Durante anos, os empresários optantes pelo Simples Nacional operaram sob uma premissa de segurança jurídica clara: os lucros e dividendos distribuídos eram isentos de Imposto de Renda, independentemente do valor. Essa certeza, baseada na Lei Complementar nº 123/2006, sustentava o planejamento financeiro e patrimonial de milhares de empresas no Brasil. No entanto, a recente interpretação da Receita Federal sobre a nova Lei nº 15.270/2025 alterou drasticamente esse cenário.
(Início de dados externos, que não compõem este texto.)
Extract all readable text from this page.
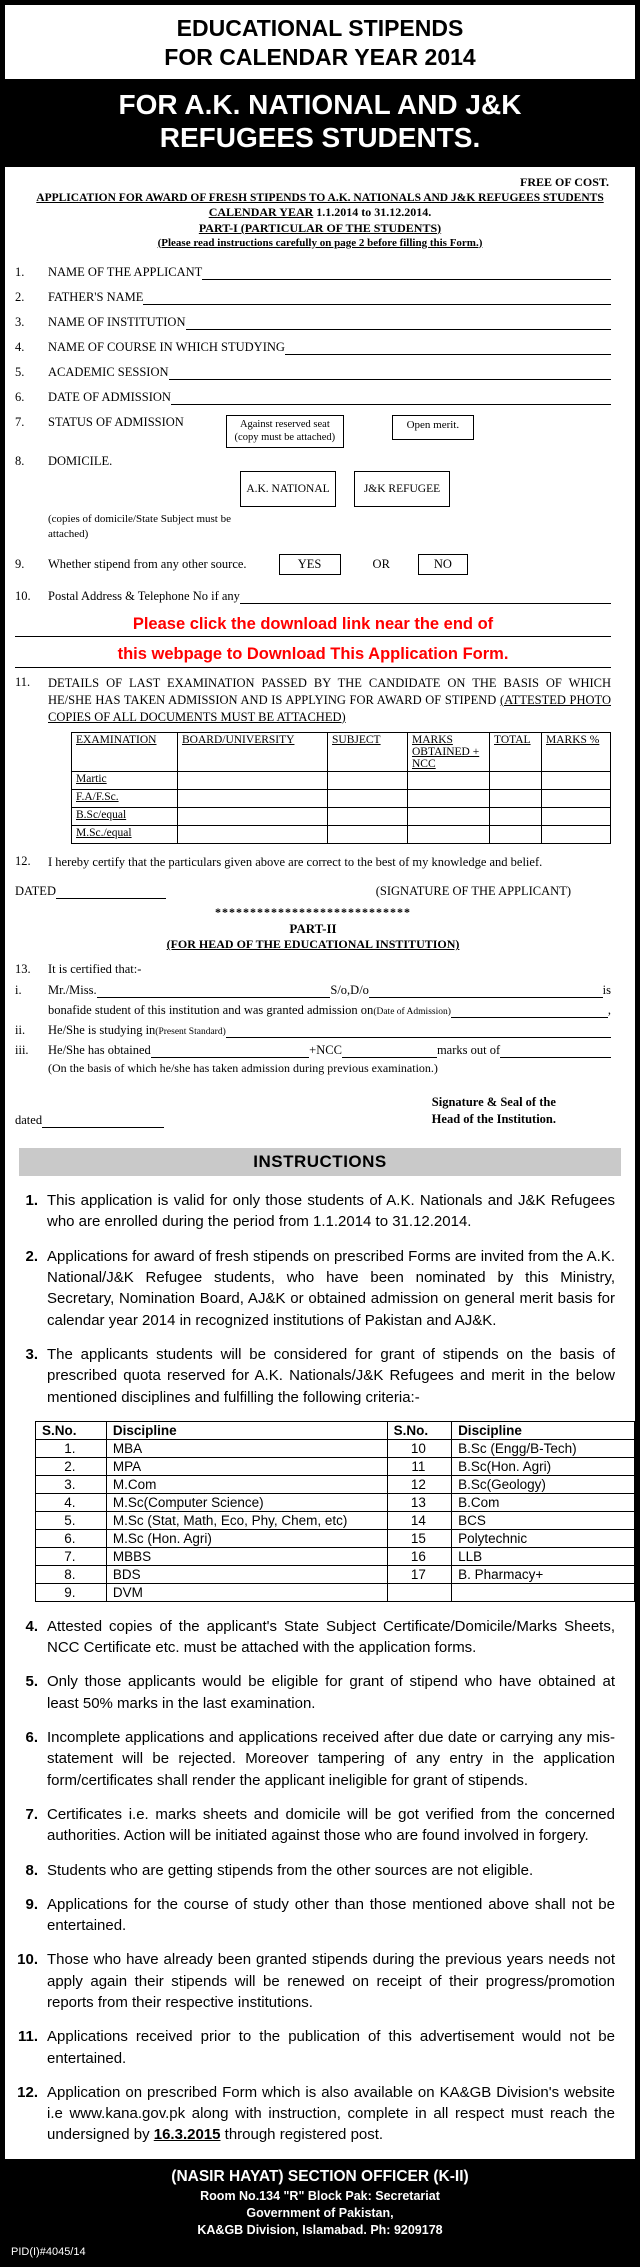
EDUCATIONAL STIPENDS
FOR CALENDAR YEAR 2014
FOR A.K. NATIONAL AND J&K
REFUGEES STUDENTS.
FREE OF COST.
APPLICATION FOR AWARD OF FRESH STIPENDS TO A.K. NATIONALS AND J&K REFUGEES STUDENTS
CALENDAR YEAR 1.1.2014 to 31.12.2014.
PART-I (PARTICULAR OF THE STUDENTS)
(Please read instructions carefully on page 2 before filling this Form.)
1.	NAME OF THE APPLICANT
2.	FATHER'S NAME
3.	NAME OF INSTITUTION
4.	NAME OF COURSE IN WHICH STUDYING
5.	ACADEMIC SESSION
6.	DATE OF ADMISSION
7.	STATUS OF ADMISSION	Against reserved seat
(copy must be attached)
Open merit.
8.	DOMICILE.
A.K. NATIONAL	J&K REFUGEE
(copies of domicile/State Subject must be attached)
9.	Whether stipend from any other source.	YES	OR	NO
10.	Postal Address & Telephone No if any
Please click the download link near the end of
this webpage to Download This Application Form.
11.	DETAILS OF LAST EXAMINATION PASSED BY THE CANDIDATE ON THE BASIS OF WHICH HE/SHE HAS TAKEN ADMISSION AND IS APPLYING FOR AWARD OF STIPEND (ATTESTED PHOTO COPIES OF ALL DOCUMENTS MUST BE ATTACHED)
EXAMINATION	BOARD/UNIVERSITY	SUBJECT	MARKS OBTAINED + NCC	TOTAL	MARKS %
Martic					
F.A/F.Sc.					
B.Sc/equal					
M.Sc./equal					
12.	I hereby certify that the particulars given above are correct to the best of my knowledge and belief.
DATED	(SIGNATURE OF THE APPLICANT)
****************************
PART-II
(FOR HEAD OF THE EDUCATIONAL INSTITUTION)
13.	It is certified that:-
i.	Mr./Miss.	S/o,D/o	is
bonafide student of this institution and was granted admission on (Date of Admission)	,
ii.	He/She is studying in (Present Standard)
iii.	He/She has obtained	+NCC	marks out of
(On the basis of which he/she has taken admission during previous examination.)
dated
Signature & Seal of the
Head of the Institution.
INSTRUCTIONS
1. This application is valid for only those students of A.K. Nationals and J&K Refugees who are enrolled during the period from 1.1.2014 to 31.12.2014.
2. Applications for award of fresh stipends on prescribed Forms are invited from the A.K. National/J&K Refugee students, who have been nominated by this Ministry, Secretary, Nomination Board, AJ&K or obtained admission on general merit basis for calendar year 2014 in recognized institutions of Pakistan and AJ&K.
3. The applicants students will be considered for grant of stipends on the basis of prescribed quota reserved for A.K. Nationals/J&K Refugees and merit in the below mentioned disciplines and fulfilling the following criteria:-
S.No.	Discipline	S.No.	Discipline
1.	MBA	10	B.Sc (Engg/B-Tech)
2.	MPA	11	B.Sc(Hon. Agri)
3.	M.Com	12	B.Sc(Geology)
4.	M.Sc(Computer Science)	13	B.Com
5.	M.Sc (Stat, Math, Eco, Phy, Chem, etc)	14	BCS
6.	M.Sc (Hon. Agri)	15	Polytechnic
7.	MBBS	16	LLB
8.	BDS	17	B. Pharmacy+
9.	DVM		
4. Attested copies of the applicant's State Subject Certificate/Domicile/Marks Sheets, NCC Certificate etc. must be attached with the application forms.
5. Only those applicants would be eligible for grant of stipend who have obtained at least 50% marks in the last examination.
6. Incomplete applications and applications received after due date or carrying any mis-statement will be rejected. Moreover tampering of any entry in the application form/certificates shall render the applicant ineligible for grant of stipends.
7. Certificates i.e. marks sheets and domicile will be got verified from the concerned authorities. Action will be initiated against those who are found involved in forgery.
8. Students who are getting stipends from the other sources are not eligible.
9. Applications for the course of study other than those mentioned above shall not be entertained.
10. Those who have already been granted stipends during the previous years needs not apply again their stipends will be renewed on receipt of their progress/promotion reports from their respective institutions.
11. Applications received prior to the publication of this advertisement would not be entertained.
12. Application on prescribed Form which is also available on KA&GB Division's website i.e www.kana.gov.pk along with instruction, complete in all respect must reach the undersigned by 16.3.2015 through registered post.
(NASIR HAYAT) SECTION OFFICER (K-II)
Room No.134 "R" Block Pak: Secretariat
Government of Pakistan,
KA&GB Division, Islamabad. Ph: 9209178
PID(I)#4045/14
Conforme esclarecido pela Receita Federal, a instituição do Imposto de Renda Mínimo atinge diretamente as retiradas de lucro que excedem R$ 50 mil mensais, inclusive para empresas do Simples Nacional. Portanto, a antiga “blindagem” tributária deixou de existir para rendimentos elevados. Diante dessa nova realidade, que entra em vigor já em 1º de janeiro de 2026, os gestores precisam agir imediatamente. Neste artigo, analisaremos os impactos técnicos dessa medida e as ações contábeis mandatórias que devem ser executadas até o dia 31 de dezembro para proteger o patrimônio acumulado da empresa.
Índice
Foi aprovado o Imposto sobre dividendos?
No entanto, a nova Lei nº 15.270/2025 trouxe uma mudança de paradigma que pegou o mercado de surpresa. Embora a lei antiga prometa isenção, a Receita Federal esclareceu que a nova regra do “Imposto de Renda Mínimo” possui soberania quando falamos de altas rendas. Ou seja, a proteção automática que o Simples Nacional oferecia deixou de ser absoluta. Agora, o Fisco olha para o valor total que você recebe, e não apenas para o regime tributário da sua empresa.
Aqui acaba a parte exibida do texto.